The Seattle Children’s Department of Psychiatry and Behavioral Medicine is at the cutting edge of developing interventions to address the needs of adolescents who engage in high risk behaviors that reflect poor problem solving and emotional control. However, access to hospital and clinic-based mental health interventions is limited, and most youth who need such services do not get them. One effective way that faculty from Seattle Children’s address the problem of limited access is by taking their expertise into the community.
In 2016, the Seattle Children’s Guild Association Executive Committee awarded Elizabeth McCauley, PhD, Molly Adrian, PhD, Mylien Duong, PhD, and Ann Vander Stoep, PhD, one of their three annual grants. The group proposed to test a new approach for teaching skills for dealing effectively with intense emotional experiences in Seattle-area high schools. They developed a curriculum called Skills Training for Emotion Problem Solving (STEPS) that is based on UW Professor Marcia Linehan’s Dialectical Behavioral Therapy. While these skills have proven effectiveness in decreasing self-harm and emotion dysregulation in youth at high risk of depression, suicide, and substance abuse, they are also healthy practices that all young people can employ to rebound from setbacks and cope with stress.
Last year, the STEPS team tested and evaluated a six-week stress management curriculum with 9th graders enrolled in health classes at Garfield High School. Based on what they learned in the Garfield pilot, the STEPS team modified the curriculum and recently launched a six-week series to teach interpersonal effectiveness, emotion regulation, distress tolerance, and mindfulness in health classes at Ingraham High School. The curriculum is lively and engages students in small group work to learn and practice skills, didactic sessions about the physiology of stress, and homework assignments to try out skills in situations where students experience distress.

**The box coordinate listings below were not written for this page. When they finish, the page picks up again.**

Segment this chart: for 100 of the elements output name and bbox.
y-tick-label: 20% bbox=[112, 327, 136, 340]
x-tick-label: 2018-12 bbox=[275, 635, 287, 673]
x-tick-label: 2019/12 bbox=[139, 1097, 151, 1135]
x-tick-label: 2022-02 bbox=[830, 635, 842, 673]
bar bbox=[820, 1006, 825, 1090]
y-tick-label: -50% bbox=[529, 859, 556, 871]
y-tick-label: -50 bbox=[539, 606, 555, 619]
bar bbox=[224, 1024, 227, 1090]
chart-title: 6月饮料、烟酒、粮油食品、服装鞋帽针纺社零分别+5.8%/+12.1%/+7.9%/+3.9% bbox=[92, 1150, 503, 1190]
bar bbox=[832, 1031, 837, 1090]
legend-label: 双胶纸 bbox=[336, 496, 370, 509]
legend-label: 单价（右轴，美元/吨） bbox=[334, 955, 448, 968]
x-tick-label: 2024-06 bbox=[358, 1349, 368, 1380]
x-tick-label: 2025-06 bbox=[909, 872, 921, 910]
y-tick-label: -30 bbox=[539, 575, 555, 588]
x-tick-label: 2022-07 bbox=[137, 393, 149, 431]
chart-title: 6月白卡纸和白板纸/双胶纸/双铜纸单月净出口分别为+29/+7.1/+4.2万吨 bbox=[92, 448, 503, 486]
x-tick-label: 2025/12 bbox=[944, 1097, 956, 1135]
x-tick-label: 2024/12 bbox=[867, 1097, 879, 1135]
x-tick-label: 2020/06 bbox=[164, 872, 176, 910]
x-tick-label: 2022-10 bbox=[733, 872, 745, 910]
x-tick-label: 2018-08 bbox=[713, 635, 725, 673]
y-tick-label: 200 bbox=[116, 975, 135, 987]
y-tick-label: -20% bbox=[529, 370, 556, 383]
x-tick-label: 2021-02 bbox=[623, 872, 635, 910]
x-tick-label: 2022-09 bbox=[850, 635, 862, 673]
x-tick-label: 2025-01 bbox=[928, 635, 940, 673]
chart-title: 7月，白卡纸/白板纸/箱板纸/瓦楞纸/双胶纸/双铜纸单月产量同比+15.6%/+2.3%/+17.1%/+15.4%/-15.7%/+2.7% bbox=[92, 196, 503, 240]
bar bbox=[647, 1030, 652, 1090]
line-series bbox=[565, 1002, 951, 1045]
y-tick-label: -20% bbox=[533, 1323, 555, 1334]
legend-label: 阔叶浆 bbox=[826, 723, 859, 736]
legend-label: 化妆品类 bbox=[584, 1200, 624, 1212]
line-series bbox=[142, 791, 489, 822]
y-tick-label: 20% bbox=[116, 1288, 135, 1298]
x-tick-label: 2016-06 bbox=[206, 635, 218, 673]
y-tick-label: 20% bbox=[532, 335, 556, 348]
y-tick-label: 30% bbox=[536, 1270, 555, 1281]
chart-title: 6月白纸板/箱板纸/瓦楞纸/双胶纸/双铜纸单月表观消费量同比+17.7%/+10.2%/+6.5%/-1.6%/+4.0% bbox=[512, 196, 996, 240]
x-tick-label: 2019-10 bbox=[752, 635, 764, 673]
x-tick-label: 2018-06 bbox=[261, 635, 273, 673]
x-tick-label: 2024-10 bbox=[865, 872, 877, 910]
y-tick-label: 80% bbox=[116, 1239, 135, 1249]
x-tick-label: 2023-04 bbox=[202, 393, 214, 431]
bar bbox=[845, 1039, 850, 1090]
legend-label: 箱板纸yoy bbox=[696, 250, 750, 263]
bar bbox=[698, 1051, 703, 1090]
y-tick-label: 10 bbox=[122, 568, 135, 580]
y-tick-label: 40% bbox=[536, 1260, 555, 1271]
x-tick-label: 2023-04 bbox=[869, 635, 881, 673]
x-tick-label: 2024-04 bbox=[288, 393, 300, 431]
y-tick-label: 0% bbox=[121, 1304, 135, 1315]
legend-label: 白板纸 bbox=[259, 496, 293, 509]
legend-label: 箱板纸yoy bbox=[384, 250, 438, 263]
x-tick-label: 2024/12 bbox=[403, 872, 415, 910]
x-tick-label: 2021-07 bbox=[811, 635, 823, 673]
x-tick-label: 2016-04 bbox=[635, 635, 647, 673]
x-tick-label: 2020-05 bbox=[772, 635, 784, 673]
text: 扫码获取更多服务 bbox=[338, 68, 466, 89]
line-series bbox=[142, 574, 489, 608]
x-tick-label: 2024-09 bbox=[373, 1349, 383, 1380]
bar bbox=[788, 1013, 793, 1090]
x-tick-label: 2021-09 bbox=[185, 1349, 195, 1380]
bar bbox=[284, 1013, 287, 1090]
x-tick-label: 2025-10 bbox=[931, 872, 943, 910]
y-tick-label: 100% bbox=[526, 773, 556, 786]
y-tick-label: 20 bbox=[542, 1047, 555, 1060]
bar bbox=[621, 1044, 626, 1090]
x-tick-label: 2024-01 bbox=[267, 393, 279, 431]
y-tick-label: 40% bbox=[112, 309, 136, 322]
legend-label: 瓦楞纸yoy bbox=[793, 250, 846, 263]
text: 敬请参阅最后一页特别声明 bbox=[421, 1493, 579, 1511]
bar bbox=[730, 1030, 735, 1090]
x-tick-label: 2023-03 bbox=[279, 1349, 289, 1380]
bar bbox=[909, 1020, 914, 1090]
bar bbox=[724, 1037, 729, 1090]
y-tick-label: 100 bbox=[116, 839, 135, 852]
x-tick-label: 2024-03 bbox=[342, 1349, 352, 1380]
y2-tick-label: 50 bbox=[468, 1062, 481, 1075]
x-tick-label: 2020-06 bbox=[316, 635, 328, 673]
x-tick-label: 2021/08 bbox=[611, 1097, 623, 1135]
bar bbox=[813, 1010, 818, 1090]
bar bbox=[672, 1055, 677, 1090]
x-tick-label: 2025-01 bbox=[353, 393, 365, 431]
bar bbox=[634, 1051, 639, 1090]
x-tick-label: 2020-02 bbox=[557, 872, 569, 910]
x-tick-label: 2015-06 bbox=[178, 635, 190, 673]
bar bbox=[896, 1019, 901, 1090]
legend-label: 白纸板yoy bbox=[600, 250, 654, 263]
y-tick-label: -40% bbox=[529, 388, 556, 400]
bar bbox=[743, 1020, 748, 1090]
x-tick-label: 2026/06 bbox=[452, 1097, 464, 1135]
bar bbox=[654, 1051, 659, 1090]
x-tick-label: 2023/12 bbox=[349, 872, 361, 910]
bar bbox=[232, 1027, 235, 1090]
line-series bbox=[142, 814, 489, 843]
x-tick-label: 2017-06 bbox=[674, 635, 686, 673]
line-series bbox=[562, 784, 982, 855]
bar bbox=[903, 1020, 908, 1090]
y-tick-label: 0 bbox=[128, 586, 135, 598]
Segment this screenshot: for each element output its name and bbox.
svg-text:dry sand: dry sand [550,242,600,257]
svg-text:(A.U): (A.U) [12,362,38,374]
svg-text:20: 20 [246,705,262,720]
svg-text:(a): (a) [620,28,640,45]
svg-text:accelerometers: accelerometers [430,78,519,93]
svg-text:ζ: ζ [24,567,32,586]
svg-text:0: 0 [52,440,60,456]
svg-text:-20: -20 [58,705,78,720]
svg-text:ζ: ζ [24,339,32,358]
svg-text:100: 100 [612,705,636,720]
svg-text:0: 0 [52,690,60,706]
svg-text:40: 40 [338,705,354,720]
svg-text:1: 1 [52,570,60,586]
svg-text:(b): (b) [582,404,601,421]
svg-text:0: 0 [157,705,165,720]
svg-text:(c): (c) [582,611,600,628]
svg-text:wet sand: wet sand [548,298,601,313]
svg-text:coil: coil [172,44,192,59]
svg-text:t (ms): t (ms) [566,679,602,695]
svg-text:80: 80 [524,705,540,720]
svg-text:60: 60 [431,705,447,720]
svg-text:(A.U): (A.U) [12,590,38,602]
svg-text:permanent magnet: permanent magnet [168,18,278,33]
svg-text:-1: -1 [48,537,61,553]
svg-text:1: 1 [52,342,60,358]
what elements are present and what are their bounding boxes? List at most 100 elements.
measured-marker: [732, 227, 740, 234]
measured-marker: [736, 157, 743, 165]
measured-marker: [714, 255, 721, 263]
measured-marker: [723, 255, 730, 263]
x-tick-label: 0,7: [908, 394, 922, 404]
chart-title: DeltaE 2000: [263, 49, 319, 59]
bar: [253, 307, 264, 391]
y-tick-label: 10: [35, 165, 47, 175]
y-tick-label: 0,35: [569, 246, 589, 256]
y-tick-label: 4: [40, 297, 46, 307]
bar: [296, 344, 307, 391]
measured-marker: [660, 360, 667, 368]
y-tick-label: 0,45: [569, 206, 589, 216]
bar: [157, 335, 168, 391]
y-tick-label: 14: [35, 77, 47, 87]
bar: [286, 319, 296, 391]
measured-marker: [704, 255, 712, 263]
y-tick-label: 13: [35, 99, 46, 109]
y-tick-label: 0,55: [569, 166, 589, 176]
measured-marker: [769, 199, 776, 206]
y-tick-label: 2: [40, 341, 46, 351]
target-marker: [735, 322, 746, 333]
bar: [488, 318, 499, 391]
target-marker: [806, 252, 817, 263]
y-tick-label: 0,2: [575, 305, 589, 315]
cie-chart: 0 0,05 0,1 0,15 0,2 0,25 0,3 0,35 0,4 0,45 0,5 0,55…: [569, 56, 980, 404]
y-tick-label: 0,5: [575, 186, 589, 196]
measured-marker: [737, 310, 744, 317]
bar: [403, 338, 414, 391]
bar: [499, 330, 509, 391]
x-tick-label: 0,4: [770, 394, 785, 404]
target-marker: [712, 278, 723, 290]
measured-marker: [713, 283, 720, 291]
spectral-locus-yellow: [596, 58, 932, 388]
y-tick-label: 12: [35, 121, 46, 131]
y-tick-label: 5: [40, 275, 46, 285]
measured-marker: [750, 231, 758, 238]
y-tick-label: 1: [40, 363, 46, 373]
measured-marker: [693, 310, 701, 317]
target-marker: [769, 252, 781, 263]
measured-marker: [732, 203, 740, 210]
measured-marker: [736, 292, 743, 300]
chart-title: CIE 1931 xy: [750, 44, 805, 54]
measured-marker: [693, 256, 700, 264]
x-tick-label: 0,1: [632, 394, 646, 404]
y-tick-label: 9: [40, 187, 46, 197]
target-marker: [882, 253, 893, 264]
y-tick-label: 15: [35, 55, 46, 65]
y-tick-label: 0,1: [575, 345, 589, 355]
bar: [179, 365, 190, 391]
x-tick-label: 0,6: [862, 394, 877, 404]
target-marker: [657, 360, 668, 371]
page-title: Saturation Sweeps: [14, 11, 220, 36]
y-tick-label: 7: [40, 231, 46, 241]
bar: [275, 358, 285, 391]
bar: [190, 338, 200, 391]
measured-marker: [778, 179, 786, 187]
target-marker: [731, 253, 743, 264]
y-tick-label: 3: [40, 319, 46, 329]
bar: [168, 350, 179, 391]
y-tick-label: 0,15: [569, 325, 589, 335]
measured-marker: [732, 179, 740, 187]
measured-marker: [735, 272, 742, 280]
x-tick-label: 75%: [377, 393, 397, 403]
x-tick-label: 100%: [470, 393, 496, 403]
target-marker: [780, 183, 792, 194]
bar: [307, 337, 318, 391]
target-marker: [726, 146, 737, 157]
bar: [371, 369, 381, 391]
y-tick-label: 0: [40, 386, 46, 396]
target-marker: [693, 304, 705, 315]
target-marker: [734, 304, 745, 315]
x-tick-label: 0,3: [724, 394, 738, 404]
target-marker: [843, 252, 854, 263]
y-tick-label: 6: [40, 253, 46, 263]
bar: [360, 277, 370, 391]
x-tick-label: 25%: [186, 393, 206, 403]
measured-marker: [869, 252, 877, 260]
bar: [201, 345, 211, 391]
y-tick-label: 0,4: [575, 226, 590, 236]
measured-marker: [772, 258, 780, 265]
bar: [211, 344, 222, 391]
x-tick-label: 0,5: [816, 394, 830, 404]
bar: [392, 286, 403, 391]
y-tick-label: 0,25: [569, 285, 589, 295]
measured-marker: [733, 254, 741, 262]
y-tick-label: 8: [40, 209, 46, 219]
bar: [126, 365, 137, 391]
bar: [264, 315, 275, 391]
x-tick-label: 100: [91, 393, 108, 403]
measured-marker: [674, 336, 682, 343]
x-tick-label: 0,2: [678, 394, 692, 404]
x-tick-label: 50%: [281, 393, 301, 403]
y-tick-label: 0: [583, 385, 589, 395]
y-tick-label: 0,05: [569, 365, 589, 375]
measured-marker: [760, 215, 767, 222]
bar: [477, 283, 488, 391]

There is an increasing demand for a wide range of school-based emotional health supports, including those that can be offered universally. Society recognizes that good emotional health is a critical ingredient to school success and healthy social relationships. In the US, schools are the number one place where children and adolescents receive mental health services. The STEPS team is comparing students in 9th grade health where they are offering their curriculum with students in classes where health teachers are giving 1-2 lectures on stress management. If the pilot evaluations show that STEPS has a positive impact on students’ stress levels and coping strategies, then the team will apply for funding to carry out a large scale implementation and evaluation project.